Now true we said nothing of showers in our request of what not to do in the bathroom. So she had us on a technicality. She also had us standing holding up a heavy plumbing stack that the existing supports could NOT carry and her shower was running all over our feet with nowhere to go but stand firm and carry the weight. It was the decided with much discussion,...again NOT! Bill took off running up the stairs with great urgency. Water was running across the basement floor to the low spot, away from the drain toward absorbent piled cardboard boxes filled with what could be family treasures.
Cresting the stairs after momentarily stunning himself on a low floor joist he struggled with the always stiff ancient basement doorknob. We believe (Jack and I) this alerted their indoor horse with canine features.

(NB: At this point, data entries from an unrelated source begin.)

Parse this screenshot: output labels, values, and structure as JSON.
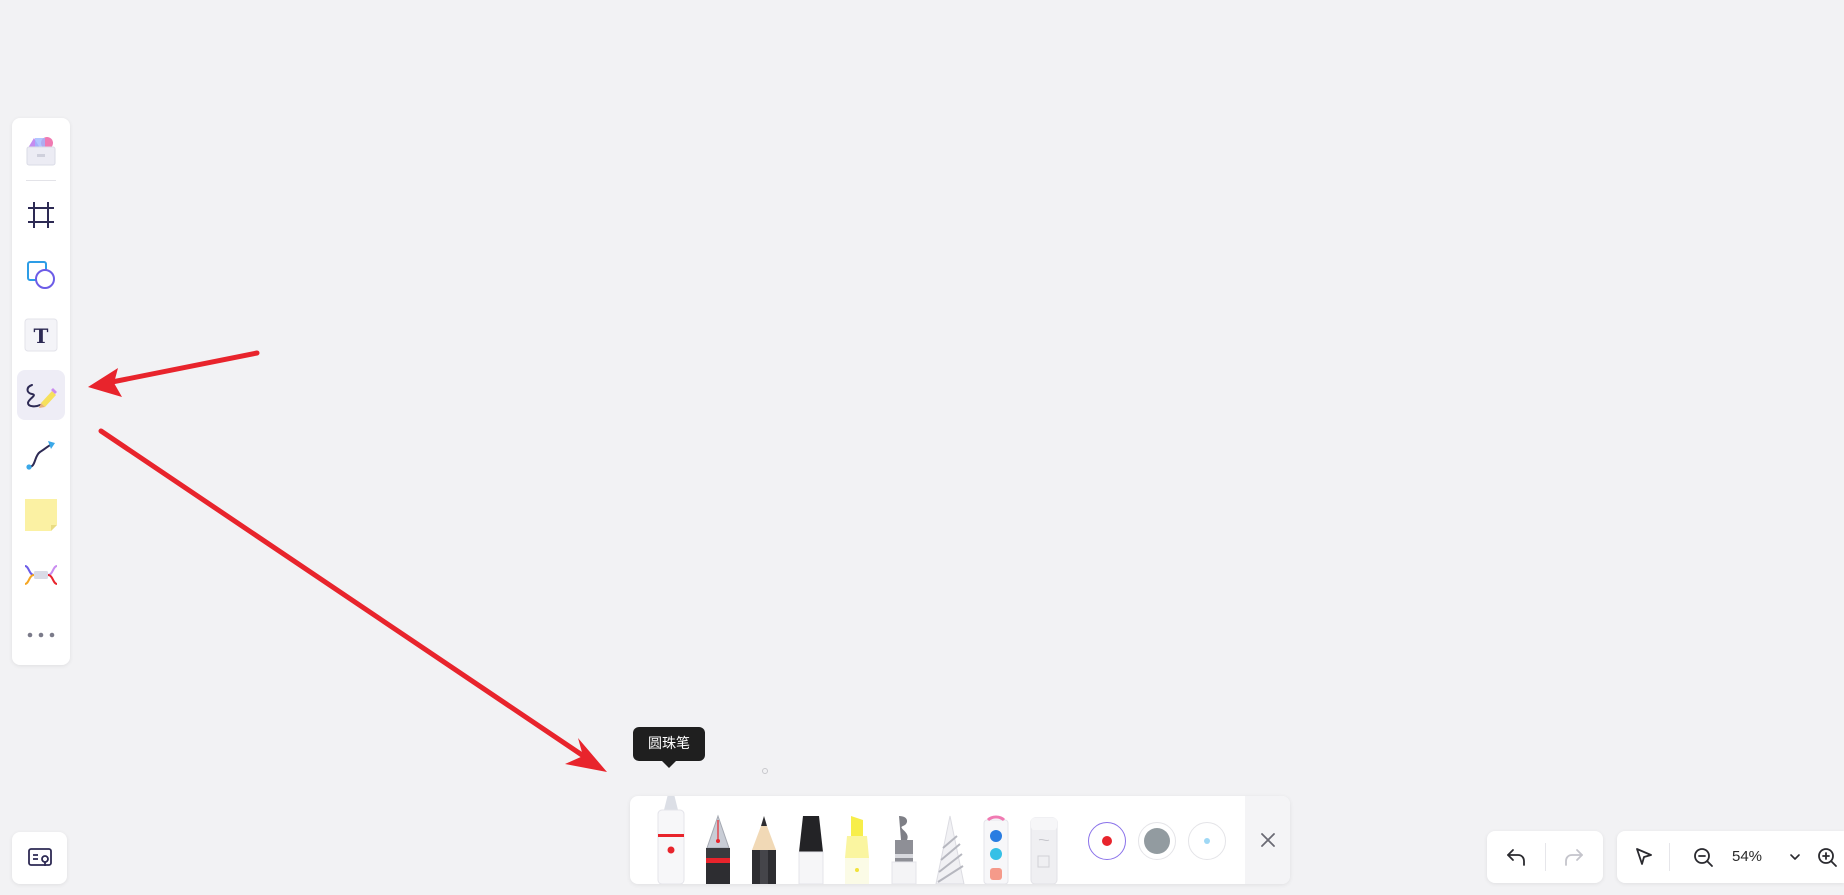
{
  "left_toolbar": {
    "items": [
      {
        "name": "templates",
        "icon": "template-icon"
      },
      {
        "name": "frame",
        "icon": "frame-icon"
      },
      {
        "name": "shape",
        "icon": "shape-icon"
      },
      {
        "name": "text",
        "icon": "text-icon"
      },
      {
        "name": "pen",
        "icon": "pen-icon",
        "active": true
      },
      {
        "name": "connector",
        "icon": "connector-icon"
      },
      {
        "name": "sticky-note",
        "icon": "sticky-note-icon"
      },
      {
        "name": "mind-map",
        "icon": "mind-map-icon"
      },
      {
        "name": "more",
        "icon": "more-icon"
      }
    ],
    "text_glyph": "T"
  },
  "pen_toolbar": {
    "tooltip": "圆珠笔",
    "pens": [
      "ballpoint-pen",
      "fountain-pen",
      "pencil",
      "marker",
      "highlighter",
      "brush",
      "crayon",
      "watercolor",
      "eraser"
    ],
    "selected_pen": "ballpoint-pen",
    "colors": [
      {
        "name": "red",
        "value": "#e8242c",
        "selected": true
      },
      {
        "name": "gray",
        "value": "#929ba0",
        "selected": false
      },
      {
        "name": "light-blue",
        "value": "#9fd8f5",
        "selected": false
      }
    ]
  },
  "zoom": {
    "level": "54%"
  },
  "annotation_color": "#e8242c"
}
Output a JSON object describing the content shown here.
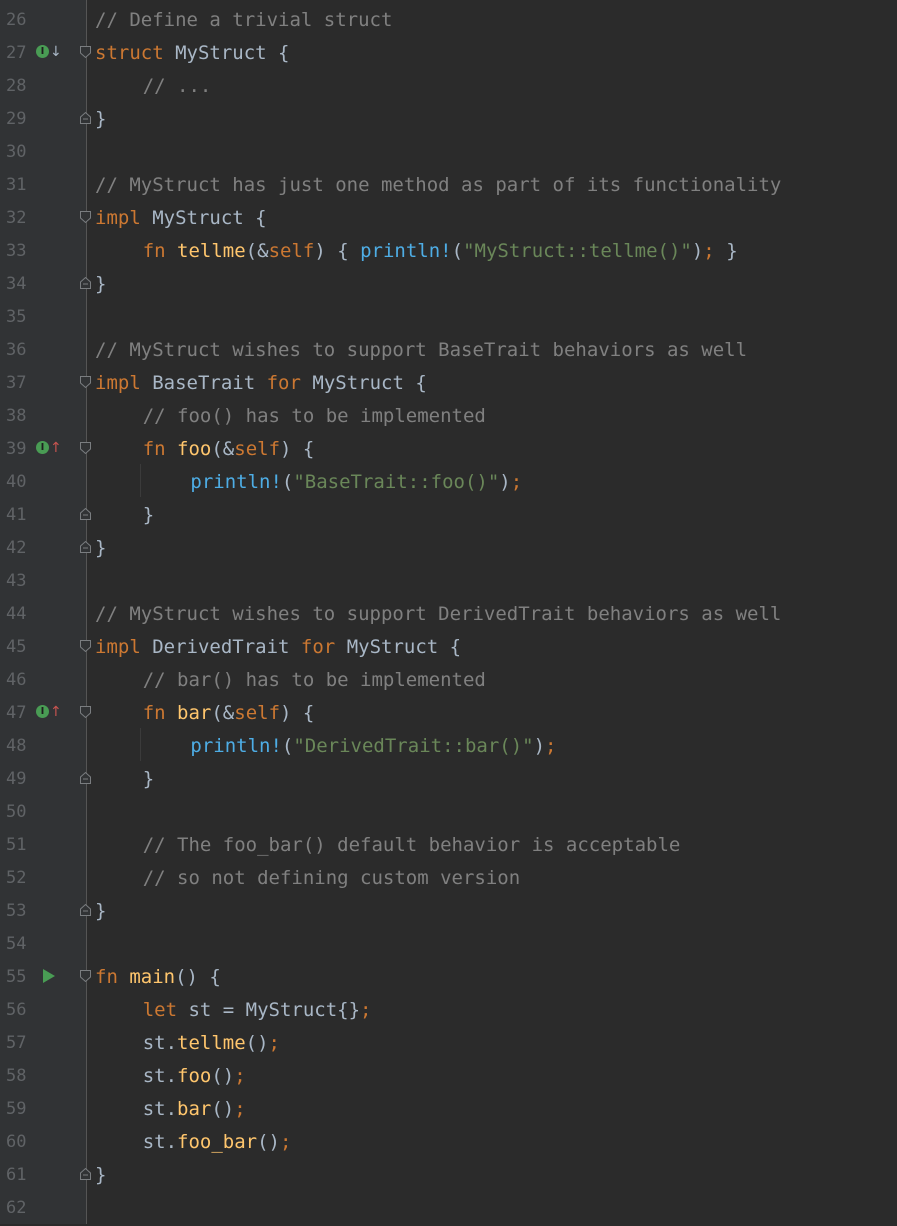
{
  "editor": {
    "language": "Rust",
    "colors": {
      "background": "#2b2b2b",
      "gutter": "#313335",
      "line_number": "#606366",
      "comment": "#808080",
      "keyword": "#cc7832",
      "function": "#ffc66d",
      "macro": "#4eade5",
      "string": "#6a8759",
      "plain": "#a9b7c6",
      "run_icon": "#499c54"
    },
    "lines": [
      {
        "num": "26",
        "indent": 0,
        "tokens": [
          {
            "t": "// Define a trivial struct",
            "c": "comment"
          }
        ]
      },
      {
        "num": "27",
        "indent": 0,
        "icon": "implemented-down-icon",
        "fold": "start",
        "tokens": [
          {
            "t": "struct",
            "c": "kw"
          },
          {
            "t": " MyStruct {",
            "c": "plain"
          }
        ]
      },
      {
        "num": "28",
        "indent": 1,
        "tokens": [
          {
            "t": "// ...",
            "c": "comment"
          }
        ]
      },
      {
        "num": "29",
        "indent": 0,
        "fold": "end",
        "tokens": [
          {
            "t": "}",
            "c": "plain"
          }
        ]
      },
      {
        "num": "30",
        "indent": 0,
        "tokens": []
      },
      {
        "num": "31",
        "indent": 0,
        "tokens": [
          {
            "t": "// MyStruct has just one method as part of its functionality",
            "c": "comment"
          }
        ]
      },
      {
        "num": "32",
        "indent": 0,
        "fold": "start",
        "tokens": [
          {
            "t": "impl",
            "c": "kw"
          },
          {
            "t": " MyStruct {",
            "c": "plain"
          }
        ]
      },
      {
        "num": "33",
        "indent": 1,
        "tokens": [
          {
            "t": "fn",
            "c": "kw"
          },
          {
            "t": " ",
            "c": "plain"
          },
          {
            "t": "tellme",
            "c": "fn"
          },
          {
            "t": "(&",
            "c": "plain"
          },
          {
            "t": "self",
            "c": "kw"
          },
          {
            "t": ") { ",
            "c": "plain"
          },
          {
            "t": "println!",
            "c": "macro"
          },
          {
            "t": "(",
            "c": "plain"
          },
          {
            "t": "\"MyStruct::tellme()\"",
            "c": "str"
          },
          {
            "t": ")",
            "c": "plain"
          },
          {
            "t": ";",
            "c": "kw"
          },
          {
            "t": " }",
            "c": "plain"
          }
        ]
      },
      {
        "num": "34",
        "indent": 0,
        "fold": "end",
        "tokens": [
          {
            "t": "}",
            "c": "plain"
          }
        ]
      },
      {
        "num": "35",
        "indent": 0,
        "tokens": []
      },
      {
        "num": "36",
        "indent": 0,
        "tokens": [
          {
            "t": "// MyStruct wishes to support BaseTrait behaviors as well",
            "c": "comment"
          }
        ]
      },
      {
        "num": "37",
        "indent": 0,
        "fold": "start",
        "tokens": [
          {
            "t": "impl",
            "c": "kw"
          },
          {
            "t": " BaseTrait ",
            "c": "plain"
          },
          {
            "t": "for",
            "c": "kw"
          },
          {
            "t": " MyStruct {",
            "c": "plain"
          }
        ]
      },
      {
        "num": "38",
        "indent": 1,
        "tokens": [
          {
            "t": "// foo() has to be implemented",
            "c": "comment"
          }
        ]
      },
      {
        "num": "39",
        "indent": 1,
        "icon": "implementing-up-icon",
        "fold": "start",
        "tokens": [
          {
            "t": "fn",
            "c": "kw"
          },
          {
            "t": " ",
            "c": "plain"
          },
          {
            "t": "foo",
            "c": "fn"
          },
          {
            "t": "(&",
            "c": "plain"
          },
          {
            "t": "self",
            "c": "kw"
          },
          {
            "t": ") {",
            "c": "plain"
          }
        ]
      },
      {
        "num": "40",
        "indent": 2,
        "tokens": [
          {
            "t": "println!",
            "c": "macro"
          },
          {
            "t": "(",
            "c": "plain"
          },
          {
            "t": "\"BaseTrait::foo()\"",
            "c": "str"
          },
          {
            "t": ")",
            "c": "plain"
          },
          {
            "t": ";",
            "c": "kw"
          }
        ]
      },
      {
        "num": "41",
        "indent": 1,
        "fold": "end",
        "tokens": [
          {
            "t": "}",
            "c": "plain"
          }
        ]
      },
      {
        "num": "42",
        "indent": 0,
        "fold": "end",
        "tokens": [
          {
            "t": "}",
            "c": "plain"
          }
        ]
      },
      {
        "num": "43",
        "indent": 0,
        "tokens": []
      },
      {
        "num": "44",
        "indent": 0,
        "tokens": [
          {
            "t": "// MyStruct wishes to support DerivedTrait behaviors as well",
            "c": "comment"
          }
        ]
      },
      {
        "num": "45",
        "indent": 0,
        "fold": "start",
        "tokens": [
          {
            "t": "impl",
            "c": "kw"
          },
          {
            "t": " DerivedTrait ",
            "c": "plain"
          },
          {
            "t": "for",
            "c": "kw"
          },
          {
            "t": " MyStruct {",
            "c": "plain"
          }
        ]
      },
      {
        "num": "46",
        "indent": 1,
        "tokens": [
          {
            "t": "// bar() has to be implemented",
            "c": "comment"
          }
        ]
      },
      {
        "num": "47",
        "indent": 1,
        "icon": "implementing-up-icon",
        "fold": "start",
        "tokens": [
          {
            "t": "fn",
            "c": "kw"
          },
          {
            "t": " ",
            "c": "plain"
          },
          {
            "t": "bar",
            "c": "fn"
          },
          {
            "t": "(&",
            "c": "plain"
          },
          {
            "t": "self",
            "c": "kw"
          },
          {
            "t": ") {",
            "c": "plain"
          }
        ]
      },
      {
        "num": "48",
        "indent": 2,
        "tokens": [
          {
            "t": "println!",
            "c": "macro"
          },
          {
            "t": "(",
            "c": "plain"
          },
          {
            "t": "\"DerivedTrait::bar()\"",
            "c": "str"
          },
          {
            "t": ")",
            "c": "plain"
          },
          {
            "t": ";",
            "c": "kw"
          }
        ]
      },
      {
        "num": "49",
        "indent": 1,
        "fold": "end",
        "tokens": [
          {
            "t": "}",
            "c": "plain"
          }
        ]
      },
      {
        "num": "50",
        "indent": 0,
        "tokens": []
      },
      {
        "num": "51",
        "indent": 1,
        "tokens": [
          {
            "t": "// The foo_bar() default behavior is acceptable",
            "c": "comment"
          }
        ]
      },
      {
        "num": "52",
        "indent": 1,
        "tokens": [
          {
            "t": "// so not defining custom version",
            "c": "comment"
          }
        ]
      },
      {
        "num": "53",
        "indent": 0,
        "fold": "end",
        "tokens": [
          {
            "t": "}",
            "c": "plain"
          }
        ]
      },
      {
        "num": "54",
        "indent": 0,
        "tokens": []
      },
      {
        "num": "55",
        "indent": 0,
        "icon": "run-icon",
        "fold": "start",
        "tokens": [
          {
            "t": "fn",
            "c": "kw"
          },
          {
            "t": " ",
            "c": "plain"
          },
          {
            "t": "main",
            "c": "fn"
          },
          {
            "t": "() {",
            "c": "plain"
          }
        ]
      },
      {
        "num": "56",
        "indent": 1,
        "tokens": [
          {
            "t": "let",
            "c": "kw"
          },
          {
            "t": " st = MyStruct{}",
            "c": "plain"
          },
          {
            "t": ";",
            "c": "kw"
          }
        ]
      },
      {
        "num": "57",
        "indent": 1,
        "tokens": [
          {
            "t": "st.",
            "c": "plain"
          },
          {
            "t": "tellme",
            "c": "fn"
          },
          {
            "t": "()",
            "c": "plain"
          },
          {
            "t": ";",
            "c": "kw"
          }
        ]
      },
      {
        "num": "58",
        "indent": 1,
        "tokens": [
          {
            "t": "st.",
            "c": "plain"
          },
          {
            "t": "foo",
            "c": "fn"
          },
          {
            "t": "()",
            "c": "plain"
          },
          {
            "t": ";",
            "c": "kw"
          }
        ]
      },
      {
        "num": "59",
        "indent": 1,
        "tokens": [
          {
            "t": "st.",
            "c": "plain"
          },
          {
            "t": "bar",
            "c": "fn"
          },
          {
            "t": "()",
            "c": "plain"
          },
          {
            "t": ";",
            "c": "kw"
          }
        ]
      },
      {
        "num": "60",
        "indent": 1,
        "tokens": [
          {
            "t": "st.",
            "c": "plain"
          },
          {
            "t": "foo_bar",
            "c": "fn"
          },
          {
            "t": "()",
            "c": "plain"
          },
          {
            "t": ";",
            "c": "kw"
          }
        ]
      },
      {
        "num": "61",
        "indent": 0,
        "fold": "end",
        "tokens": [
          {
            "t": "}",
            "c": "plain"
          }
        ]
      },
      {
        "num": "62",
        "indent": 0,
        "tokens": []
      }
    ]
  }
}
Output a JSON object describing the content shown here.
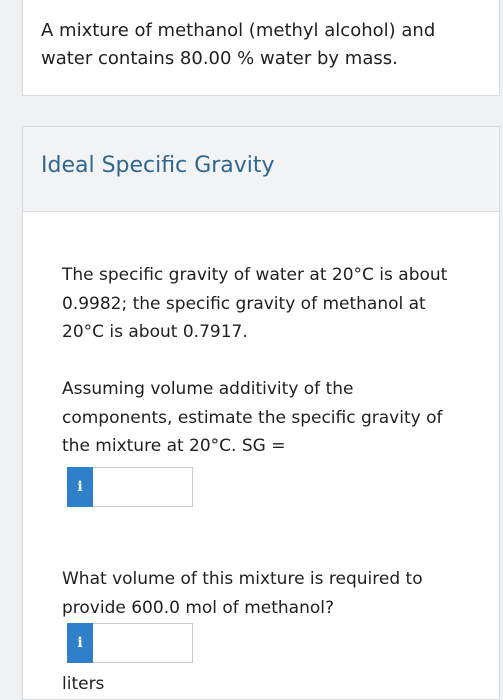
{
  "intro": {
    "text": "A mixture of methanol (methyl alcohol) and water contains 80.00 % water by mass."
  },
  "section": {
    "title": "Ideal Specific Gravity",
    "paragraph1": "The specific gravity of water at 20°C is about 0.9982; the specific gravity of methanol at 20°C is about 0.7917.",
    "paragraph2": "Assuming volume additivity of the components, estimate the specific gravity of the mixture at 20°C. SG =",
    "field1": {
      "info_icon": "i",
      "value": ""
    },
    "paragraph3": "What volume of this mixture is required to provide 600.0 mol of methanol?",
    "field2": {
      "info_icon": "i",
      "value": ""
    },
    "unit": "liters"
  },
  "colors": {
    "title": "#2f6690",
    "info_badge": "#2f80c9"
  }
}
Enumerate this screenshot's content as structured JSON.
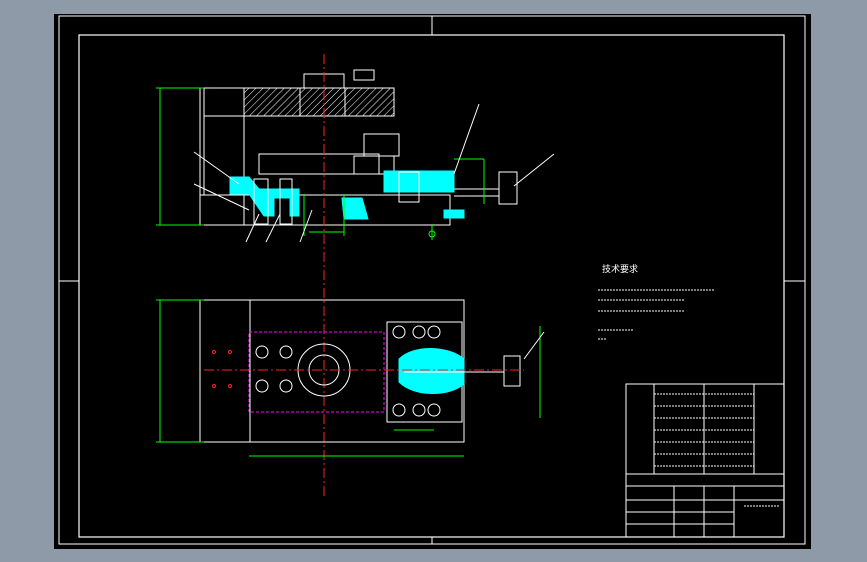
{
  "drawing": {
    "background": "#000000",
    "frame_color": "#ffffff",
    "dimension_color": "#00ff00",
    "hidden_line_color": "#ff00ff",
    "centerline_color": "#ff2020",
    "highlight_color": "#00ffff"
  },
  "notes": {
    "heading": "技术要求"
  }
}
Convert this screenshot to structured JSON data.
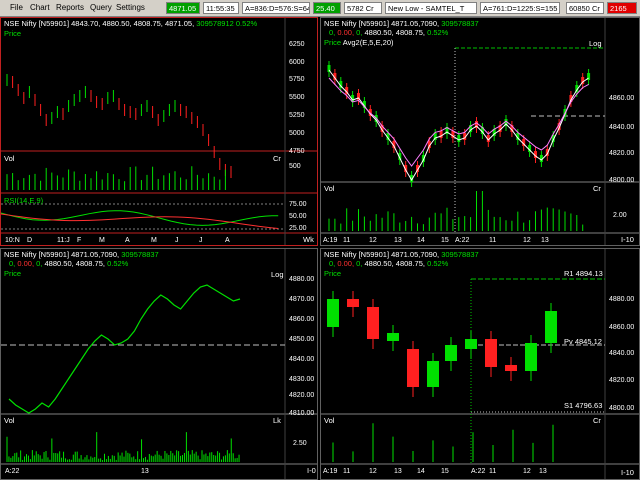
{
  "menu": [
    "File",
    "Chart",
    "Reports",
    "Query",
    "Settings"
  ],
  "toolbar": {
    "price": "4871.05",
    "time": "11:55:35",
    "adv_dec": "A=836:D=576:S=64",
    "change": "25.40",
    "volume": "5782 Cr",
    "ticker": "New Low - SAMTEL_T",
    "adv_dec2": "A=761:D=1225:S=155",
    "sensex": "60850 Cr",
    "last": "2165"
  },
  "colors": {
    "up": "#00e000",
    "down": "#ff2020",
    "frame_active": "#c02020"
  },
  "panels": {
    "tl": {
      "header": "NSE Nifty [N59901]",
      "ohlc": "4843.70, 4880.50, 4808.75, 4871.05",
      "vol": "309578912",
      "pct": "0.52%",
      "price_label": "Price",
      "vol_label": "Vol",
      "vol_unit": "Cr",
      "rsi_label": "RSI(14,E,9)",
      "y_ticks": [
        "6250",
        "6000",
        "5750",
        "5500",
        "5250",
        "5000",
        "4750"
      ],
      "vol_tick": "500",
      "rsi_ticks": [
        "75.00",
        "50.00",
        "25.00"
      ],
      "x_ticks": [
        "10:N",
        "D",
        "11:J",
        "F",
        "M",
        "A",
        "M",
        "J",
        "J",
        "A"
      ],
      "scale_label": "Wk"
    },
    "tr": {
      "header": "NSE Nifty [N59901]",
      "ohlc": "4871.05,7090,",
      "vol": "309578837",
      "line2a": "0,",
      "line2b": "0.00,",
      "line2c": "0,",
      "line2d": "4880.50, 4808.75,",
      "pct": "0.52%",
      "price_label": "Price",
      "avg_label": "Avg2(E,5,E,20)",
      "scale": "Log",
      "vol_label": "Vol",
      "vol_unit": "Cr",
      "y_ticks": [
        "4860.00",
        "4840.00",
        "4820.00",
        "4800.00"
      ],
      "vol_tick": "2.00",
      "x_ticks": [
        "A:19",
        "11",
        "12",
        "13",
        "14",
        "15",
        "A:22",
        "11",
        "12",
        "13"
      ],
      "scale_label": "I-10"
    },
    "bl": {
      "header": "NSE Nifty [N59901]",
      "ohlc": "4871.05,7090,",
      "vol": "309578837",
      "line2a": "0,",
      "line2b": "0.00,",
      "line2c": "0,",
      "line2d": "4880.50, 4808.75,",
      "pct": "0.52%",
      "price_label": "Price",
      "scale": "Log",
      "vol_label": "Vol",
      "vol_unit": "Lk",
      "y_ticks": [
        "4880.00",
        "4870.00",
        "4860.00",
        "4850.00",
        "4840.00",
        "4830.00",
        "4820.00",
        "4810.00"
      ],
      "vol_tick": "2.50",
      "x_ticks": [
        "A:22",
        "13"
      ],
      "scale_label": "I-0"
    },
    "br": {
      "header": "NSE Nifty [N59901]",
      "ohlc": "4871.05,7090,",
      "vol": "309578837",
      "line2a": "0,",
      "line2b": "0.00,",
      "line2c": "0,",
      "line2d": "4880.50, 4808.75,",
      "pct": "0.52%",
      "price_label": "Price",
      "r1": "R1 4894.13",
      "pv": "Pv 4845.12",
      "s1": "S1 4796.63",
      "vol_label": "Vol",
      "vol_unit": "Cr",
      "y_ticks": [
        "4880.00",
        "4860.00",
        "4840.00",
        "4820.00",
        "4800.00"
      ],
      "x_ticks": [
        "A:19",
        "11",
        "12",
        "13",
        "14",
        "15",
        "A:22",
        "11",
        "12",
        "13"
      ],
      "scale_label": "I-10"
    }
  }
}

Of course we couldn't say for sure it transpired this way, we're just going on what we're hearing as we couldn't leave our heavy burden behind.
Just as soon as Bill was through the basement door to the upstairs that dog was on him. 'ROPE ROPE ROPE.' Jack an I had a blind mans front seat to all this. We couldn't see a thing as our story played out in surround sound. Our heads went left then right, then hesitated, then started moving again following urgent footsteps upstairs. Doors open, closed, footsteps and the tickety tick of dogs nails all pulled at our ears 'ROPE ROPE ROPE ROPE' Bill was on the move again. It wasn't till our heads were looking straight up that the screaming started. Bill had locked himself in the bathroom away from the dog that ate a horse. It was also in the same room the lady upstairs was taking a shower in and she wasn't too fond of male visitors in her bathroom.
"SHUT THE WATER OFF! SHUT THE WATER OFF! " Bill bellowed.
"Ahhh! Tom there's someone in the bathroom!" She screamed
"Toms not home!" Bill pointed out.
Now this made her scream even louder! It was at this point Jack and I got the giggles and we couldn't stop laughing.
A door opens again, feet running, dog chasing rapid feet, screaming, Jack and I are trying to keep pace with the audio cues. The basement door opens, and a much louder 'ROPE ROPE ROPE' fills our ears. The basement door then slams shut and a dog yelps. Silence,...but for the dripping of water on the floor. The lady had shut off the shower, and judging by her footsteps was coming down to the basement to offer us coffee. NOT!
"Well that was a short day." I stated with great obliviousness as we drove away. Bill shot me a look that said if you ever mention this he had better be long dead and gone or it will be you that's dead and gone.
Next year it will be 30 yrs. that I lost my good friend Bill due to a heart attack. He was a kind church-going Saint of a man and an even better employer. And that was one of the funniest day I ever had plumbing. I think 29 years qualifies for long gone.